Die Ausstellung ist eine Weiterentwicklung des Projektes Landvermessungen mit Werke von allen Entstehungszeitpunkten. - Arbeiten die auf den aktuellen Postkartenverkehr reagieren, stehen neben jenen, die am Anfang des Projektes entstanden. Eine Dokumentation des Projektes und Auszüge aus dem Briefverkehr mit Originalpostkarten bespielen den Raum in einer komprimierten Weise. - Dicht an dicht, wie in einer Wunderkammer der Spätrenaissance, hängen und stehen die verschiedenen Arbeiten nebeneinander und treten so in eine neue Beziehung zu einander. Ganz im Sinne des Projektes Landvermessungen verändert der Raum den Blick auf die Exponate.

 

LANDVERMESSUNGEN & PROVINZPOST
Ein Projekt von Elisabeth Wedenig & Judith Saupper

Am Anfang des Landvermessungen-Projektes 2013 stand der Postkartenverkehr der beiden Künstlerinnen zwischen den ländlichen Gegenden Glanegg/ Kärnten und Friedrichshafen / Baden-Württemberg.

Die Postkarte wird als Vermittlungsmedium/ Ideenträger verstanden: Fragen, vage Ideen und Gedanken, konkrete Antworten werden ausgetauscht und dienen als Inspiration für die daraus entstehenden künstlerischen Arbeiten. Beide Seiten der Postkarten werden als Gestaltungsebenen verwendet: ihnen wird mit Text und Zeichnung, durch die Wahl des Postkartenmotives und der Wahl der Briefmarke Form verliehen.

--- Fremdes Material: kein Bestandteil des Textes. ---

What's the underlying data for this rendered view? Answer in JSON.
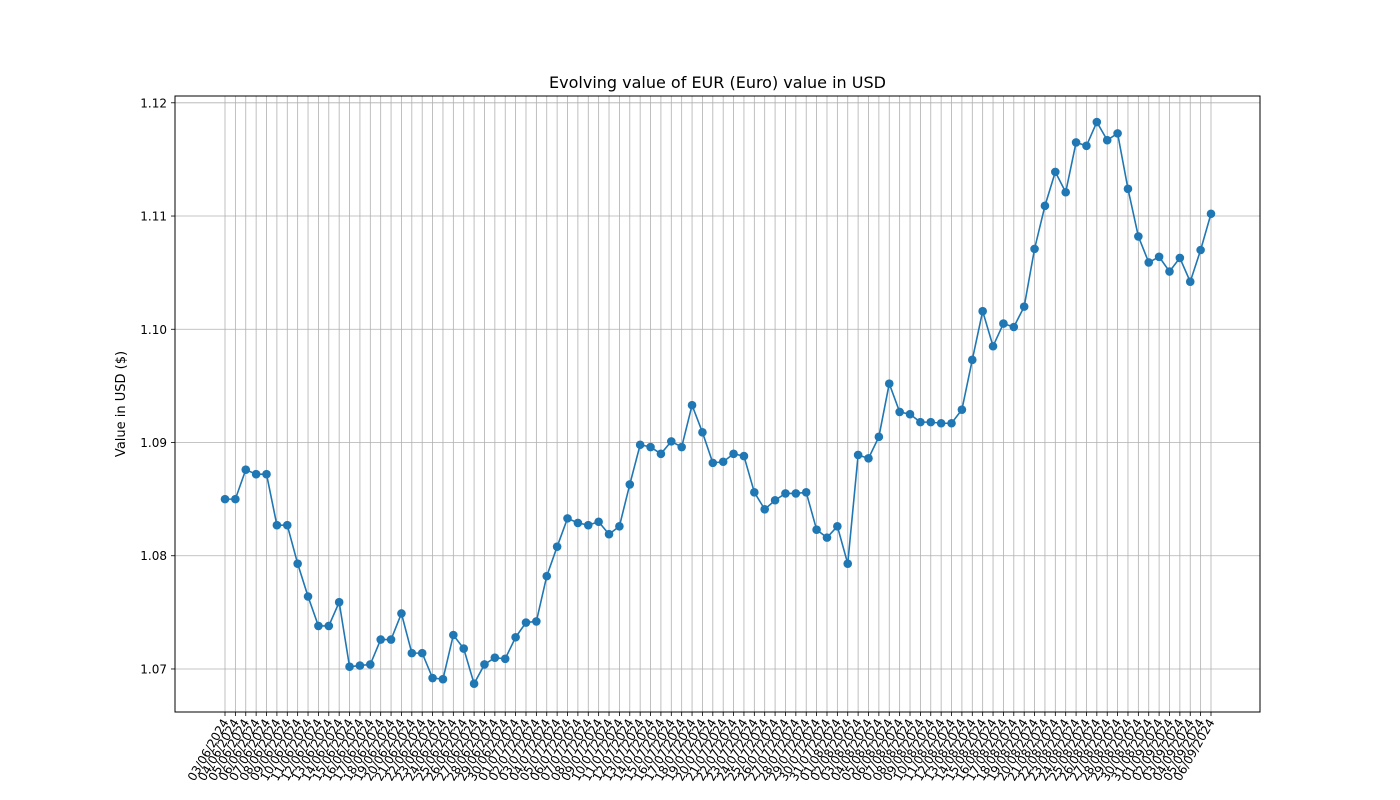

So wird die Postkarte als gesamtheitliches, künstlerisches Ausdrucksmittel verstanden.

Ganz im Sinne von Jacques Derridas Die Postkarte sind sich die Künstlerinnen dem 'zu spät' ,der 'Tragik der Verspätung' ganz im 'Zeichen der Post' bewusst, und dies wird von ihnen auch immer wieder thematisiert.

Im Frühjahr/ Sommer 2015 wurden Orte in der Provinz zu vorübergehenden Ausstellungsflächen. Während der Landvermessungen -Tour wurden einzelne künstlerische Arbeiten an unkonventionelle Räumlichkeiten adaptiert und waren als Pop-up Ausstellungen jeweils an einem Tag für nur wenige Stunden zugänglich; danach wurden die Zelte wieder abgebaut und nomadisch weitergezogen.

Im Herbst 2015 wurde die Ausstellung Landvermessungen mit den künstlerischen Antworten auf die Provinzpost und der Dokumentation des bisherigen Projektes in der bäckerstrasse4 plattform für junge kunst in Wien gezeigt. Im Zuge der Ausstellung entstand der Katalog Landvermessungen mit Texten von Alexandra Matzner und Nina Schedlmayer.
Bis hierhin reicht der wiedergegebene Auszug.